The LONDON COUNTRY Swift Coaches, SMA 1-21This page created 20th May 2001 by Ian Smith.
The new London Country, in the early 1970's, found itself with an aged if reliable rolling stock plus a sprinkling of new AEC Merlins, Swifts and Reliances that were far from reliable. It was desperate for new buses, especially for the Green Line services where it could not economically justify its crew-operated Routemasters.
The opportunity arose to receive a batch of twenty-one Swifts with Alexander dual-purpose bodies. They had been ordered by South Wales Transport, but were diverted to London Country, arriving in early 1972.
The new coaches were Swifts with paltry 8.3litre engines mounted at the rear, with very un-London Alexander W bodies. These featured long and deep picture windows of two heights, that coupled with a floor that ramped up from beside the driver to above the rear axle gave a superb view to passengers: the seats ramped up as well, as in a theatre. The ramping floor also gave relatively easy access at the front. Dual purpose seats with head-rests were fitted.

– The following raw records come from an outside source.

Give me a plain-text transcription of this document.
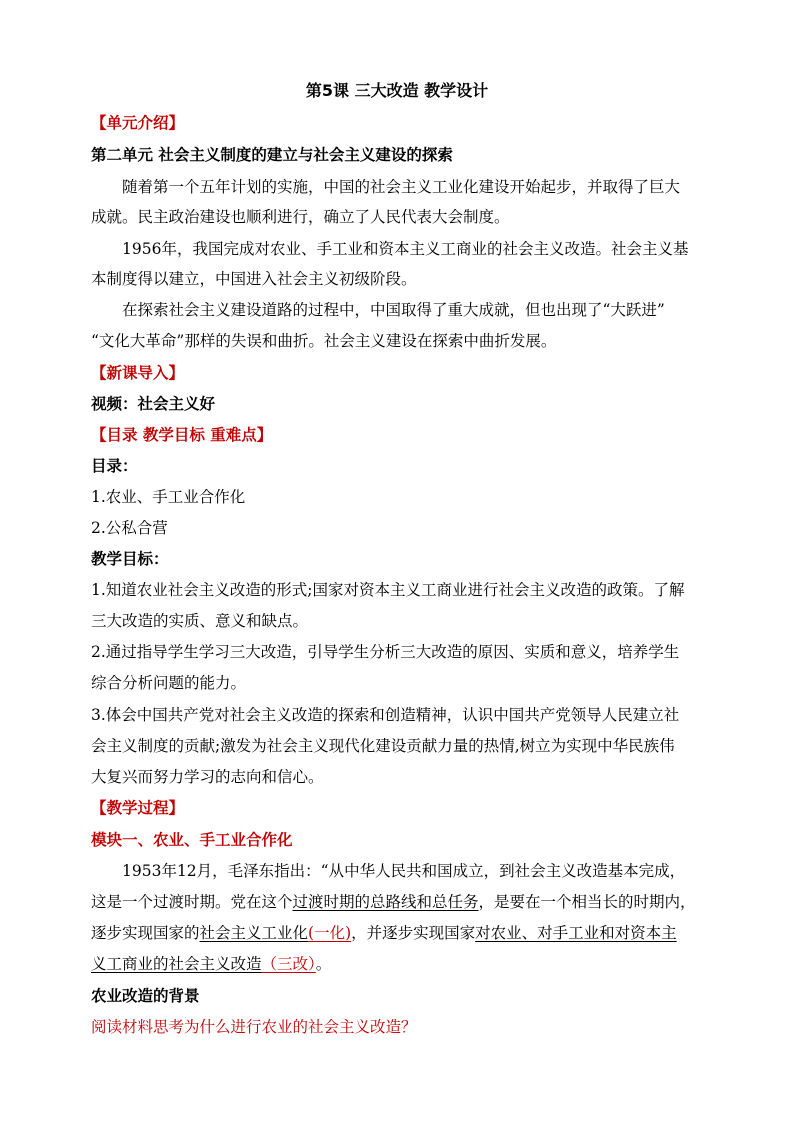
第5课 三大改造 教学设计
【单元介绍】
第二单元 社会主义制度的建立与社会主义建设的探索
随着第一个五年计划的实施，中国的社会主义工业化建设开始起步，并取得了巨大
成就。民主政治建设也顺利进行，确立了人民代表大会制度。
1956年，我国完成对农业、手工业和资本主义工商业的社会主义改造。社会主义基
本制度得以建立，中国进入社会主义初级阶段。
在探索社会主义建设道路的过程中，中国取得了重大成就，但也出现了“大跃进”
“文化大革命”那样的失误和曲折。社会主义建设在探索中曲折发展。
【新课导入】
视频：社会主义好
【目录 教学目标 重难点】
目录：
1.农业、手工业合作化
2.公私合营
教学目标：
1.知道农业社会主义改造的形式;国家对资本主义工商业进行社会主义改造的政策。了解
三大改造的实质、意义和缺点。
2.通过指导学生学习三大改造，引导学生分析三大改造的原因、实质和意义，培养学生
综合分析问题的能力。
3.体会中国共产党对社会主义改造的探索和创造精神，认识中国共产党领导人民建立社
会主义制度的贡献;激发为社会主义现代化建设贡献力量的热情,树立为实现中华民族伟
大复兴而努力学习的志向和信心。
【教学过程】
模块一、农业、手工业合作化
1953年12月，毛泽东指出：“从中华人民共和国成立，到社会主义改造基本完成，
这是一个过渡时期。党在这个过渡时期的总路线和总任务，是要在一个相当长的时期内，
逐步实现国家的社会主义工业化(一化)，并逐步实现国家对农业、对手工业和对资本主
义工商业的社会主义改造（三改）。
农业改造的背景
阅读材料思考为什么进行农业的社会主义改造？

The front bore an aggressive mock grille, with heavy barring and twin headlamps, that actually only incorporated a tiny air intake for cab ventilation. At the rear there was a dome with Alexander-style inset window, with a route indicator box squeezed in above the engine compartment.
They were nicely finished in darkish green with a lime band,
like the RC Reliances and the modernised RFs.
Green Line fleetnames were in yellow,
and they sported the flying polo London Country logo.
Into serviceThe whole batch went into service on the south-orbital 725 route, operating from Northfleet and Windsor garages (with the occasional foray onto the 704). They immediately proved under-powered. The 725 route includes some fearsome hills each side of Bromley, at Chislehurst and Shortlands, and with an un-blown 8.3 litre engine they struggled (even more than the Swifts on the 227, tackling the same hills).
Before long the diktats of the central praesidium of the National Bus Company decreed that NBC buses should look the same throughout the land, irrespective of earlier liveries, save that poppy red or leaf green could be chosen, coupled with white for dual-purpose vehicles. And thus the SMAs lost their GreenLine livery, and adopted NBC green with white tops. Green Line status was recognised only in the fleet names.
They stayed on the 725, and its Heathrow-visiting addendum, the 726. One or two at a time, surplus to the route requirement, worked at Crawley. The 726 survived the ravages that struck most of the Green Line network probably because it provided a service that the railways didn't. But the SMAs were worn out after six years or so on the route, and went for scrap.